This weekend hosts one of the most dreaded holidays for every spinster and the mother of all corporate holidays: Valentine’s Day. I wager it’s one of the top boycotted holidays in America, second only to Boss’ Day (Oct. 16).
It wasn’t far past New Year’s Day that I began seeing red hearts and candies flooding the seasonal section of grocery stores and convenience stores. What a bunch of crap.
It’s not like there’s really any reason to celebrate a holiday that can arguably be compared to a capitalistic tax on “love.”
The idea of being obligated to buy candies, flowers and cards seems precisely the downfall of this otherwise well planned money making scheme. Birthdays, anniversaries, Christmas and Kwanza are one thing — but, come on now.
A recent biased poll I conducted from a sample of people who agree with me did reveal there are a number of highly viable reasons to be anti-Feb. 14.
Here are some of the better complaints: 1) We don’t get off from school/work so it’s not a real holiday, 2) If you have to rely on a dictated holiday to show affection toward your partner, you should find someone else, 3) Valentine’s Day is only legit if you have someone to share it with, 4) Why aren’t there any single’s holidays (other than happy hour and every trip to Vegas) and finally, 5) It’s just dumb and contrived.
To be fair, some pro-Valentine’s Day points were also made: 1) If people can’t get along, they can at least get it on, 2) It’s a nicely scheduled candy refill point in the year, and (3) For some people it’s a yearly opportunity to ensure at least one romantic day because it’s consistent — not like anniversaries for dating couples, which can be confusing.
However, there are a vast number of people who do celebrate the date, or are in a “situation” requiring that they recognize it.
To them I say: Make a plan buddy; Get it done. You don’t need me to tell you about the potential pitfalls of failing to properly gauge the significance of Valentine’s Day — or maybe you do, but you probably shouldn’t.
The thing is, whichever side of the fence you find yourself on, I think most tales describing the origins of Valentine’s Day are the musings of Lifetime movies, but the one that best explains the contradictory nature of the holiday is of St. Valentine’s incarceration.
One story describes him as persecuted priest.

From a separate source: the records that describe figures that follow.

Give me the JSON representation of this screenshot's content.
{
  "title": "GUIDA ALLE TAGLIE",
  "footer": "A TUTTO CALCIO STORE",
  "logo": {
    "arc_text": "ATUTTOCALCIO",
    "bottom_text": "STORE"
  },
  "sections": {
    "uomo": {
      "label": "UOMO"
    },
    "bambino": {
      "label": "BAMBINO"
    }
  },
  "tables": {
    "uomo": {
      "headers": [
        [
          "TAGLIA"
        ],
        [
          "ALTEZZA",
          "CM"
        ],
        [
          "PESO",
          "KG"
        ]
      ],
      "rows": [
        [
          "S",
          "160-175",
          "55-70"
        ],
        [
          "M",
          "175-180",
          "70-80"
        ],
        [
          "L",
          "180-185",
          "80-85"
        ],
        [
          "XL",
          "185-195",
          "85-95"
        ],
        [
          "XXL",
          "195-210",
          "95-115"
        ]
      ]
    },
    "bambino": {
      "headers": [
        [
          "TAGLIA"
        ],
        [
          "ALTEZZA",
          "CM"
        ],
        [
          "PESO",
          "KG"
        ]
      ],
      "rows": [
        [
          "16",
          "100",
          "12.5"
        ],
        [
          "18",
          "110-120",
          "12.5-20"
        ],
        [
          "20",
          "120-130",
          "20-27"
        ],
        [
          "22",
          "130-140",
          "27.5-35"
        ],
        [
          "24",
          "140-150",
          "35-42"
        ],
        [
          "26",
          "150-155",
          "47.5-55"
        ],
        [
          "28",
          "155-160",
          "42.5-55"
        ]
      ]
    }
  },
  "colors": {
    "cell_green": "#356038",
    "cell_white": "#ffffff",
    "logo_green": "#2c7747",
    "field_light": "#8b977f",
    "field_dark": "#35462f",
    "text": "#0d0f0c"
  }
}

The Roman Emperor Claudius was trying to build an army and so passed a law banning weddings under the thought that single men would be more willing to join.
Valentine was imprisoned and sentenced to death for providing illegal wedding services. Claudius tried to convert Valentine in an attempt to save his life. Valentine refused and was executed.
Before his execution, he is said to have fallen in love with and performed a miracle by healing the blind daughter of his jailer. On the evening before he was beheaded, the first “valentine” was written to the jailer’s daughter. It read: “From your Valentine.”
Supposing the tale of St. Valentine is true, that’s a pretty bittersweet story both for and against the holiday.
Maybe after the rigors of capitalism and corporatization there can still be a little something real left over? Probably not, but, for the time being, Valentine’s Day is here and is what it is.